Merkel und Hollande: Plötzlicher Sinneswandel zum Datenschutz... warum wohl nur?

Am Europäischen Gipfel von letzter Woche lehnten die Regierungschefs die Reform des europäischen Datenschutzgesetzes ab. Die Reform wäre vielen wichtigen Forderungen nach Datenschutz der einzelnen Bürgerinnen und Bürger entgegengekommen und war ein sauberer Vorschlag.

11 Meldungen im Zusammenhang
So hätten sich die Bürger künftig bei der eigenen, nationalen Datenschutzbehörde wegen Persönlichkeitsverletzungen und Datenmissbrauch beschweren können. Die Herrschaft des Niemands, die Facebook, Google et al. praktizieren, wäre damit beendet gewesen. Denn nicht mehr der Sitz des Internetkonzerns mit seinem undurchsichtigen amerikanischen Rechtswesen wäre ausschlaggebend gewesen, sondern das eigene Bürgerrecht. Zudem war eine einheitliche Anlaufstelle für die Aufsicht grosser Konzerne vorgesehen gewesen.
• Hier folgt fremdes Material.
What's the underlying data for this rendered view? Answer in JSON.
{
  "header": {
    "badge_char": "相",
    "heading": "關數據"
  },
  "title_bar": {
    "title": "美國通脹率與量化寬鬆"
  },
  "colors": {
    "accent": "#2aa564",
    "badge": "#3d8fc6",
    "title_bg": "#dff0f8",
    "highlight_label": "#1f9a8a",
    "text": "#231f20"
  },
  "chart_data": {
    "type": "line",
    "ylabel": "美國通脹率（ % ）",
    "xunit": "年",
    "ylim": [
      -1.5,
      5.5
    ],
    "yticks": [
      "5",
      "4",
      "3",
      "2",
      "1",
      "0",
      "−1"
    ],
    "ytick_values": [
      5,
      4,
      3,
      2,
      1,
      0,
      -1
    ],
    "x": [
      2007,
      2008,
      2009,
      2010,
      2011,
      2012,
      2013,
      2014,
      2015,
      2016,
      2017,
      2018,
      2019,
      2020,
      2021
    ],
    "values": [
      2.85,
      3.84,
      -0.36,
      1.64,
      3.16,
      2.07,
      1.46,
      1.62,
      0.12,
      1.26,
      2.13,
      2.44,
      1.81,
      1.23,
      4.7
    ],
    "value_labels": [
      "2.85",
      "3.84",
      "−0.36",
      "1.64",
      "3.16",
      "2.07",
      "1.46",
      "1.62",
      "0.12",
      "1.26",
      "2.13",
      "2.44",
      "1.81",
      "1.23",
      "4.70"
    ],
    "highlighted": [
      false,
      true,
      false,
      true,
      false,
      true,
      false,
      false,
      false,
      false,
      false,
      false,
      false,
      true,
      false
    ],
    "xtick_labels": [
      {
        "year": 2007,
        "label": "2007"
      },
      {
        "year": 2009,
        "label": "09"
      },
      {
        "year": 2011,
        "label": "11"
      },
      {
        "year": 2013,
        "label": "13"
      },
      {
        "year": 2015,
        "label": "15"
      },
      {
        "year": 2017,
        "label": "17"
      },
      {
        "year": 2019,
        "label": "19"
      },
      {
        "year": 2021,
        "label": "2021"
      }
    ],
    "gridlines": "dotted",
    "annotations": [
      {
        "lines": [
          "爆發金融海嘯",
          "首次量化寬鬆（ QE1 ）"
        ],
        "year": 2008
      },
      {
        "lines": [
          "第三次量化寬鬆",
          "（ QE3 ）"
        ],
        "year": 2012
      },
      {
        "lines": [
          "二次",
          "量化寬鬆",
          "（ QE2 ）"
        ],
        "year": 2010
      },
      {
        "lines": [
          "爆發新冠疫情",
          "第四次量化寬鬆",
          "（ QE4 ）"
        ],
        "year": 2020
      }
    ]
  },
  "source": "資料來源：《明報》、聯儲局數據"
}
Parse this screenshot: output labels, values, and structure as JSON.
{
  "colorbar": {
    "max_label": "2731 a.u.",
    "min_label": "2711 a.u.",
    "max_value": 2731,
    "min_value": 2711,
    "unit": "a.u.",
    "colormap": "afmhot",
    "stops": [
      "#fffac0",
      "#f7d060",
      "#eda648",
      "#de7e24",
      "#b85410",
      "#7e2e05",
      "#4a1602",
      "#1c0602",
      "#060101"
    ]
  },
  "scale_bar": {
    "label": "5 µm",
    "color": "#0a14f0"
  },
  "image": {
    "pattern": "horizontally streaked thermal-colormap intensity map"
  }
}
Bei so viel Datenschutz und gestärkten Bürgerrechten haben bei unseren vermeintlich guten Freunden am anderen Ende der Datenkabel in den USA alle Alarmglocken geläutet. Ist ja auch gemein: Da hat man mit einer Gründlichkeit, die selbst die peniblen Deutschen neidisch werden lässt, jahrelang weltweit die Bürger bis in die intimsten Details ausgespäht, und soll nun zukünftig als Datenjunkie keinen neuen Stoff mehr bekommen? Nix da, sagen sich die Abhörfanatiker der NSA und ziehen ihre Jokerkarte, um missliebige europäische Politik im Sinne der Amerikaner umzusteuern.

Es hat sich also anscheinend gelohnt, die Handys von Hollande, Merkel und Cameron abzuhören. Denn anders ist es nicht zu erklären, dass das schon fest vereinbarte europäische Datenschutzgesetz am Europäischen Gipfel von letzter Woche ausgesetzt wurde. Laut Financial Times war es zwar allein David Cameron, dem es gelungen sei, seine europäischen Kollegen und Kolleginnen von der Schädlichkeit einer bürgerrechtsnahen Vorlage abzubringen. Doch Sie und ich sollten es eigentlich besser wissen.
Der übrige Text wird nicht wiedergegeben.